Fact Check
Every factual claim in the article checked against primary sources. Data verified against UN, CIA World Factbook, Wikipedia records, and epidemiological literature.
Claims
"The UN had predicted global mortality rate for the years 2015 to 2020 of 8.1"
The UN World Population Prospects data does not support a figure of 8.1 per 1,000 for the 2015–2020 period. The 2024 revision estimates the world crude death rate for 2014–2016 at approximately 7.5 per 1,000. The figure of 8.1 may have been confused with the 2011 actual rate (~8.12 from IndexMundi/CIA data), or possibly an older revision's projection. The number appears conflated from a different source or time period.
"Based on CIA World Factbook data for 2016, the figure is estimated at 7.78. This was down from 7.89 in 2014."
The 2014 figure of 7.89 is confirmed — IndexMundi lists the world death rate for 2014 as exactly 7.89 deaths per 1,000 population. However, the 2016 figure is slightly off: the published CIA/IndexMundi figure is 7.7, not 7.78. The overall trend (declining from 7.89 to approximately 7.7) is correct, but the specific number cited is wrong.
The article argues 2016 was not exceptional for celebrity deaths — just confirmation bias amplified by online content creators.
A defensible argument, but contested by data. Jason Crease's empirical analysis (hosted by UC Berkeley's statistics department) found that among the top 200 most famous people by Wikipedia page length, 25 died in 2016 versus a predicted 17 — roughly a once-in-200-years event. The BBC's obituaries editor confirmed a 50% increase in pre-prepared obituaries used in 2016 vs 2015. However, Brogan's argument about confirmation bias and media amplification is also well-supported. The truth is likely both: 2016 was genuinely anomalous AND the perception was amplified by social media.
"This basically reflects the percentage of the number of days in each month."
This is a well-known methodological point in epidemiology and demography, formally called the "length-of-month effect." Months with 31 days naturally record more events than months with 28–30 days. Researchers routinely adjust monthly counts by multiplying by (30.44 / actual days in month) to standardise for comparison. Brogan is correct to flag it as a confounding variable that laypeople overlook.
"December and January which have amplified positions on the curve, compared against the month sizes."
Winter excess mortality is one of the most robustly documented phenomena in epidemiology. Death rates in the Northern Hemisphere peak in December, January, and February, driven primarily by cardiovascular disease (peaks late February) and respiratory disease (peaks late January). Studies show winter mortality can be 20–35% higher than summer baseline. This effect persists after day-count adjustment — it is genuine seasonality, not an artefact of month length.
"The number of notable deaths has been rising since 2006."

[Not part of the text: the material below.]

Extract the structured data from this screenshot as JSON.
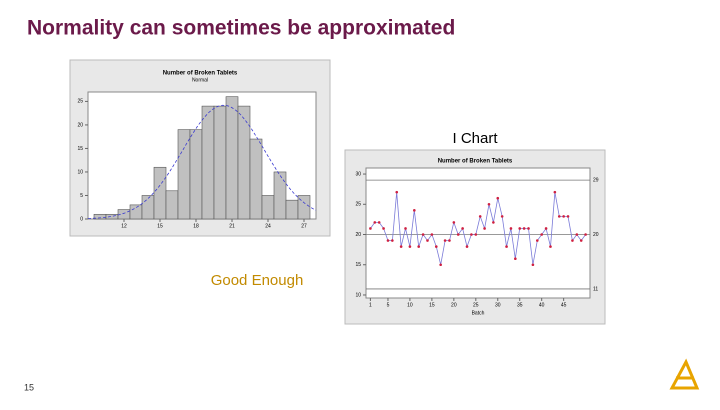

Directionally supported but confounded by at least three factors: population growth means more people dying; the generation that became famous via mass media (1950s–1970s) is reaching natural mortality age; and Wikipedia itself has grown enormously since 2006, meaning more deaths are documented now than before. The underlying demographic argument is sound and widely cited, but attributing the trend purely to "more notable deaths occurring" without acknowledging Wikipedia's own growth overstates the case.
Context
This article was written using Wikipedia notable deaths data, CIA World Factbook mortality statistics, and UN population projections. Two specific data points (the UN 8.1 prediction and the CIA 7.78 figure) could not be verified at the values cited — the sources exist but the numbers appear slightly off. The article's central argument — that 2016's perception as an exceptional year was driven by confirmation bias — is a reasonable interpretation, though subsequent statistical analysis showed the year was genuinely anomalous for high-profile deaths, even accounting for media amplification. The observation about monthly death patterns matching day counts is a real and well-known statistical phenomenon.